Plaintiffs argue that such information is germane with respect to their claim for punitive damages. We are here concerned only with whether or not such information is properly within the scope of discovery proceedings as distinct from determining the admissibility of such evidence at trial.
Plaintiffs have called to our attention two lower court decisions in Pennsylvania which have permitted such discovery: Judson v. Tracey, 25 D. & C. 2d 97 (1961), and Shor v. Redden, 33 D. & C. 2d 179 (1964). While both of those cases were actions in trespass, neither one involved claims for personal injuries due to motor vehicle collisions. In Judson, plaintiff claimed both compensatory and punitive damages based upon defendant’s alleged malicious assault and battery, and, in Shor, similar damages weresought from a defendant allegedly resulting from her living in an adulterous relationship with plaintiff’s husband.
Under proper circumstances, punitive damages may be recoverable in claims arising out of motor vehicle collisions (Focht v. Rabada, 217 Pa. Superior Ct. 35, 268 A. 2d 157 (1970)); however, we are inclined to agree with the opinion expressed by President Judge Sweet in Avolia v. Hesslink, 49 Wash. Co. 11 (1968), that instances of reported cases of recovery are rare.
It seems appropriate to inquire as to whether the matters pursued here would be admissible at trial, bearing in mind that exemplary damages are not to *342be considered as a reward for the offended party but rather to punish the offender for the latter’s outrageous conduct.
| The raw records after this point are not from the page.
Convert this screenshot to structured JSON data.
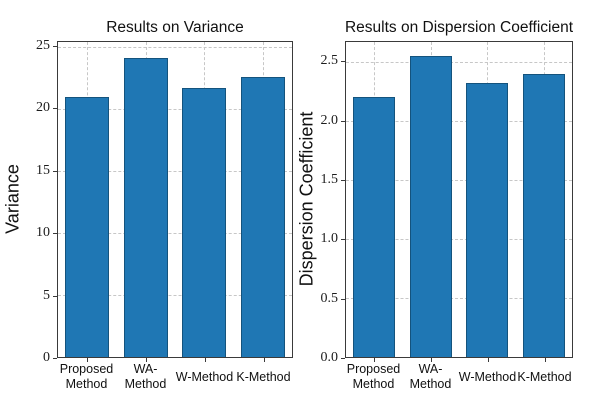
{
  "figure": {
    "background": "#ffffff"
  },
  "colors": {
    "bar_fill": "#1f77b4",
    "bar_edge": "#14537d",
    "grid": "#c7c7c7",
    "spine": "#3a3a3a",
    "text": "#111111"
  },
  "chart_data": [
    {
      "type": "bar",
      "title": "Results on Variance",
      "ylabel": "Variance",
      "xlabel": "",
      "categories": [
        "Proposed\nMethod",
        "WA-\nMethod",
        "W-Method",
        "K-Method"
      ],
      "values": [
        21.0,
        24.1,
        21.7,
        22.6
      ],
      "yticks": [
        0,
        5,
        10,
        15,
        20,
        25
      ],
      "ytick_labels": [
        "0",
        "5",
        "10",
        "15",
        "20",
        "25"
      ],
      "ylim": [
        0,
        25.4
      ],
      "grid": "dashed, horizontal and vertical at bar centers",
      "legend": "none",
      "bar_color": "#1f77b4"
    },
    {
      "type": "bar",
      "title": "Results on Dispersion Coefficient",
      "ylabel": "Dispersion Coefficient",
      "xlabel": "",
      "categories": [
        "Proposed\nMethod",
        "WA-\nMethod",
        "W-Method",
        "K-Method"
      ],
      "values": [
        2.2,
        2.55,
        2.32,
        2.4
      ],
      "yticks": [
        0,
        0.5,
        1.0,
        1.5,
        2.0,
        2.5
      ],
      "ytick_labels": [
        "0.0",
        "0.5",
        "1.0",
        "1.5",
        "2.0",
        "2.5"
      ],
      "ylim": [
        0,
        2.67
      ],
      "grid": "dashed, horizontal and vertical at bar centers",
      "legend": "none",
      "bar_color": "#1f77b4"
    }
  ]
}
Aside from the oft-repeated statement that punitive damages are not to be disproportionate to compensatory damages, reported authority seems sparse on the question of what evidence is admissible at trial in support of a claim for punitive damages, and specifically whether or not defendant’s assets, financial circumstances, net worth and the like are pertinent. Thus, in Hughes v. Babcock et al., 349 Pa. 475, 37 A. 2d 551 (1944), the court said:
‘Although there is no fixed rule governing the amount which should be awarded as exemplary damages, it must not be disproportionate to the award of compensatory damages, (citing cases) ... in determining the amount of punitive damages, not merely the act itself must be considered, but all of the surrounding circumstances, including the motives of the wrongdoer, and the relations between the parties.”
The aforequoted section was recently cited with approval by the Supreme Court in Chambers v. Montgomery, 411 Pa. 339, 192 A. 2d 355 (1963).
Even assuming that the possibility exists that the facts of the instant case might justify punitive damages, at this juncture, with the exception of the bald averments of the complaint, there is nothing else of record substantiating such claim; consequently, we will prohibit such inquiry.
We believe that the pitfalls and abuses that could result by opening the door to discovery of this nature exceed the benefits that could be derived therefrom. To permit discovery of assets on the basis of averments in a complaint would permit every plaintiff to routinely plead exemplary damages in automobile cases with consequential harassment, possible inva*343sion of privacy and other deleterious effects on defendants. In our view, that would violate the spirit and intent of discovery proceedings.
ORDER
And now, October 17, 1972, after argument, defendant’s objections to plaintiffs’ interrogatories are sustained and plaintiffs’ rule issued on September 1, 1972, is discharged.